Cette contrainte concerne les sociétés dont le chiffre d'affaires annuel atteint au moins 40 millions de francs et qui emploient 500 personnes, ainsi que les établissements financiers disposant d'un minimum de 20 millions au bilan. Ces sociétés devront donc produire un rapport «non financier» - plus communément appelé rapport de durabilité - en plus de leur traditionnelle copie annuelle dévolue notamment au compte de résultat et à l'état du bilan au terme de l'exercice.
L'initiative pour des multinationales responsables a été refusée dans les urnes en novembre 2020, échouant à obtenir la double majorité du peuple et des cantons, malgré un soutien de la population (50,7% de oui). Le contre-projet indirect élaboré par le Parlement est entré en vigueur le 1er janvier 2022 assorti d'une période transitoire d'une année. «Les nouvelles obligations s'appliquent à partir de l'exercice 2023», explique à AWP Ingrid Ryser, cheffe de l'information à l'Office fédéral de la justice (OFJ).
Environ 400 entreprises sont concernées par la publication de ce rapport de durabilité, selon les calculs de l'OFJ.
Les prescriptions contenues dans le contre-projet s'inspirent de la réglementation européenne en vigueur. «De nombreuses entreprises ont déjà mis en place ces dispositions», note Erich Herzog, membre de la direction d'Economiesuisse. La mise en oeuvre de ces règles est très coûteuse. «Il faut du personnel et se faire conseiller à l'externe.»
Un durcissement déjà annoncé
Le Conseil fédéral souhaite élargir le seuil d'application aux sociétés dès 250 collaborateurs. Les rapports non financiers devront également être certifiés par un organe de révision externe. Cette mini-réforme doit faire l'objet d'un projet dont l'adoption est attendue en milieu d'année.
Les rapports non financiers gagneront également en volume dans un avenir proche. A partir de l'année prochaine, les grandes entreprises devront se référer à la norme «Task force on climate-related financial disclosure» (TCFD) pour détailler leurs activités liées à la durabilité. Cela permettra à toutes les sociétés assujetties de rendre compte de manière uniforme de leur gestion des risques climatiques.
En serrant ainsi la vis, la Suisse suit la tendance mondiale. La Commission européenne a récemment introduit une nouvelle directive sur les rapports de durabilité, la «Corporate sustainability reporting directive» ou CSRD.

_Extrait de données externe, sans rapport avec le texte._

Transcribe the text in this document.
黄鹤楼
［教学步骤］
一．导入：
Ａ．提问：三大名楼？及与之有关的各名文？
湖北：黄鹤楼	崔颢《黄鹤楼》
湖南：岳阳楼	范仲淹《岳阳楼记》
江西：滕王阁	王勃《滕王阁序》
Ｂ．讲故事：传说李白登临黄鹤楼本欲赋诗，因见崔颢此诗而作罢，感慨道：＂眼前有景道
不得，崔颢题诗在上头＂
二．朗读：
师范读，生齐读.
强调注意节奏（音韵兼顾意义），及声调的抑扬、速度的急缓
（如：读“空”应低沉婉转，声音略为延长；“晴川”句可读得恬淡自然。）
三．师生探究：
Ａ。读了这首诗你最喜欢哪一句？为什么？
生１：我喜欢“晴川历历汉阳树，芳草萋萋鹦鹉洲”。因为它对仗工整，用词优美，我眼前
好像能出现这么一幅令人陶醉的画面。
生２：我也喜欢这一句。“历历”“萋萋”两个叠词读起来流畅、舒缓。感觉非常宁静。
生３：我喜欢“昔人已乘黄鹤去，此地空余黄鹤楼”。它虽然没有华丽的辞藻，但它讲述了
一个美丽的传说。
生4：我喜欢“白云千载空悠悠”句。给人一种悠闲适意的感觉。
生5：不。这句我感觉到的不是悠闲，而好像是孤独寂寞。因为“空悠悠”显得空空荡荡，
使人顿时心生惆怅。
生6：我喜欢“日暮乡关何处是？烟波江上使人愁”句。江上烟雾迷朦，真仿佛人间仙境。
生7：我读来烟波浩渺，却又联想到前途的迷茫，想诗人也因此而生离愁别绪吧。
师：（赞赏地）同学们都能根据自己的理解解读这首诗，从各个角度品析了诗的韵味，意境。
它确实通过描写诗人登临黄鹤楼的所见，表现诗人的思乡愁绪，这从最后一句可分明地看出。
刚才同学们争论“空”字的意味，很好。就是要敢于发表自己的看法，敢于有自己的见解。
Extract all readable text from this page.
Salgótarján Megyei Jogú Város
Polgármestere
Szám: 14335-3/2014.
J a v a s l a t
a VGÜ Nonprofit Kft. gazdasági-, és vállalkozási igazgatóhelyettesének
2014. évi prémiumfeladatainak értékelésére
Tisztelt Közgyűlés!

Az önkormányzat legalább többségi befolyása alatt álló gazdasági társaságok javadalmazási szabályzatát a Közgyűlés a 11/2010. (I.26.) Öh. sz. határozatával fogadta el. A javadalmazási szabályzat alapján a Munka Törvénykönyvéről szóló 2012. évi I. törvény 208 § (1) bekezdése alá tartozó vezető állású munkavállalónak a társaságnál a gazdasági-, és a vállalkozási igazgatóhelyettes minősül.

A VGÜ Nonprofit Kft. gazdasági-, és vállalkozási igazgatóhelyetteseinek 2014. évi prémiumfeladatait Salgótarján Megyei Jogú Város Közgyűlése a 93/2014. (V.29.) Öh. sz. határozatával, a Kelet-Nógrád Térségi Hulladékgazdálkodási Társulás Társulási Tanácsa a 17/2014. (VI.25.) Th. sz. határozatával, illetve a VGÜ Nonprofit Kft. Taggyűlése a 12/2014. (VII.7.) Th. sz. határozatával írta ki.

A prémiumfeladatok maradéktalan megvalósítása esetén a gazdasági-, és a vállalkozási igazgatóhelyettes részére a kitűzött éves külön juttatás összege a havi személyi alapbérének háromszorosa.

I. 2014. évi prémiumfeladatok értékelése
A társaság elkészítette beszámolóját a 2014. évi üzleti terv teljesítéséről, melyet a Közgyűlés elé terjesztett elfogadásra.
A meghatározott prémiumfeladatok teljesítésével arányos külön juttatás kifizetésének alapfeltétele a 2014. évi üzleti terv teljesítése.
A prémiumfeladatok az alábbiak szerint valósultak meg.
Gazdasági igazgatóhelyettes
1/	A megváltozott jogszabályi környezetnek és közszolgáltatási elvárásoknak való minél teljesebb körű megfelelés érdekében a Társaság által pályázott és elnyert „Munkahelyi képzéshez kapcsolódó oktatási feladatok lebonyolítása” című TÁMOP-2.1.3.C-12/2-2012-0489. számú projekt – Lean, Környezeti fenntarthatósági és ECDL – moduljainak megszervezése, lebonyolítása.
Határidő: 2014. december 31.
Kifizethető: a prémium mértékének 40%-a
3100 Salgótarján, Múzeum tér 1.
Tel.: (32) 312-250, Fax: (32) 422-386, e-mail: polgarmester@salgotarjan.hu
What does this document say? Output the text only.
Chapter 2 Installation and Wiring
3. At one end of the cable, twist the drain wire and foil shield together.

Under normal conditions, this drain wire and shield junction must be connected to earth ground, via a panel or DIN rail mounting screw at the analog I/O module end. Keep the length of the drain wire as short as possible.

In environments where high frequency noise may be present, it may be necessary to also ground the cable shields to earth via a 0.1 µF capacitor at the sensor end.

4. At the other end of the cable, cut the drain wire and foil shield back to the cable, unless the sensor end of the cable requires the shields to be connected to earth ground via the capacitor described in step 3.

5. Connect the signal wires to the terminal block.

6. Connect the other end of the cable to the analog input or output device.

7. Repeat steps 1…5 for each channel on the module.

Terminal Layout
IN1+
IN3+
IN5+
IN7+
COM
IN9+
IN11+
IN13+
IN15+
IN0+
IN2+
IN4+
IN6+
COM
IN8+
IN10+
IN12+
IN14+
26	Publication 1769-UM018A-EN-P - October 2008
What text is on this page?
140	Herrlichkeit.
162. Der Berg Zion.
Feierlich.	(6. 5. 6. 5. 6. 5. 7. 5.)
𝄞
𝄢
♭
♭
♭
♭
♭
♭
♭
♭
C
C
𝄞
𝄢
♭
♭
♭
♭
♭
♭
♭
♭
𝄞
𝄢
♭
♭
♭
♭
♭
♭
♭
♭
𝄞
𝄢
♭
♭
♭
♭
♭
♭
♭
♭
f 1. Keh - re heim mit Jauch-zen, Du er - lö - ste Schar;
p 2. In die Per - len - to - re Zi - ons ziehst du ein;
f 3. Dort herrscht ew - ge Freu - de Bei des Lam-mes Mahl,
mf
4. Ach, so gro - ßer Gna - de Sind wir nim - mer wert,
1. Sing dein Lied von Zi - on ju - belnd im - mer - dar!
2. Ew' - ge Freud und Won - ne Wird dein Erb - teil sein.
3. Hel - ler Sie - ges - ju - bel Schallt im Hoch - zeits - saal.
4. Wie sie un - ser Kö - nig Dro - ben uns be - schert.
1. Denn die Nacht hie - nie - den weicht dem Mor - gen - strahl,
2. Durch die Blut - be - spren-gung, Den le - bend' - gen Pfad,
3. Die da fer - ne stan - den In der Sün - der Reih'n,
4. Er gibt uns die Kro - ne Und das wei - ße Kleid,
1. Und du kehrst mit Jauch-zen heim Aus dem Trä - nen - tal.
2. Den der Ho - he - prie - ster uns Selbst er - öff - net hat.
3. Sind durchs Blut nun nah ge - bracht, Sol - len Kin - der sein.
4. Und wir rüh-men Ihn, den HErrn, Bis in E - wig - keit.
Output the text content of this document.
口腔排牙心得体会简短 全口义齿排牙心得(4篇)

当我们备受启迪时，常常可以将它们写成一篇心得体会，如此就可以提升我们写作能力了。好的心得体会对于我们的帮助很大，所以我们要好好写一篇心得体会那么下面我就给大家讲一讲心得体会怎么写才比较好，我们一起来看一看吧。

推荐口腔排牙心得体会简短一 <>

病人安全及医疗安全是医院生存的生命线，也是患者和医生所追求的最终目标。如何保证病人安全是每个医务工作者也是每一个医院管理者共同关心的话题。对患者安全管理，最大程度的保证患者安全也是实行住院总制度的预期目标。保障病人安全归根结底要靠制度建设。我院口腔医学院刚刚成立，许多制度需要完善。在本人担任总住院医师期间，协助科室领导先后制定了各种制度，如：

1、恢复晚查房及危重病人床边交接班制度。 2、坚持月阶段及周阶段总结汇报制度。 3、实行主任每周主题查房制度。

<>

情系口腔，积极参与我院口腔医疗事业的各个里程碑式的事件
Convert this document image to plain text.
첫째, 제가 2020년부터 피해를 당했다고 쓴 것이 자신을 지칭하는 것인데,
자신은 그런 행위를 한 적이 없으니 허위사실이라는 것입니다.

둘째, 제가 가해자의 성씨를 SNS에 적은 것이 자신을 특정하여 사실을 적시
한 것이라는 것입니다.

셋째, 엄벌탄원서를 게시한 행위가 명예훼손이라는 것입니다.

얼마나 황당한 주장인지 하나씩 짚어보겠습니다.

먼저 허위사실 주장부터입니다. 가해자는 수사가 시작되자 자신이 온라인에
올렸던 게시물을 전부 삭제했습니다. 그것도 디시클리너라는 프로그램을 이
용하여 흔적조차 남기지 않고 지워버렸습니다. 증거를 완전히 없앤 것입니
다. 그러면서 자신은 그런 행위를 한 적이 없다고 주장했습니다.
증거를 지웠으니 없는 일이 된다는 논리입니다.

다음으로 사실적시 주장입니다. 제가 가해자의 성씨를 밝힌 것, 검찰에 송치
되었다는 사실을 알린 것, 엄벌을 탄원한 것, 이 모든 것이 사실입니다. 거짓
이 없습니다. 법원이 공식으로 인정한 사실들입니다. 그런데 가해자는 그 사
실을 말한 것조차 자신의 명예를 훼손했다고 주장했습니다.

Dans un premier temps, seuls les grands groupes devront se conformer à cette nouvelle réglementation de l'Union européenne (UE), qui sera étendue aux entreprises plus modestes dans les années à venir. «L'UE va nettement plus loin qu'auparavant», souligne M. Herzog d'Economiesuisse, qui se montre critique face à des dispositions entraînant un surcroît de travail.
La double matérialité constitue l'un des aspects les plus novateurs du rapport de durabilité. Les sociétés sont tenues d'expliquer comment elles influent sur le changement climatique, mais aussi comment le changement climatique se répercute sur l'entreprise.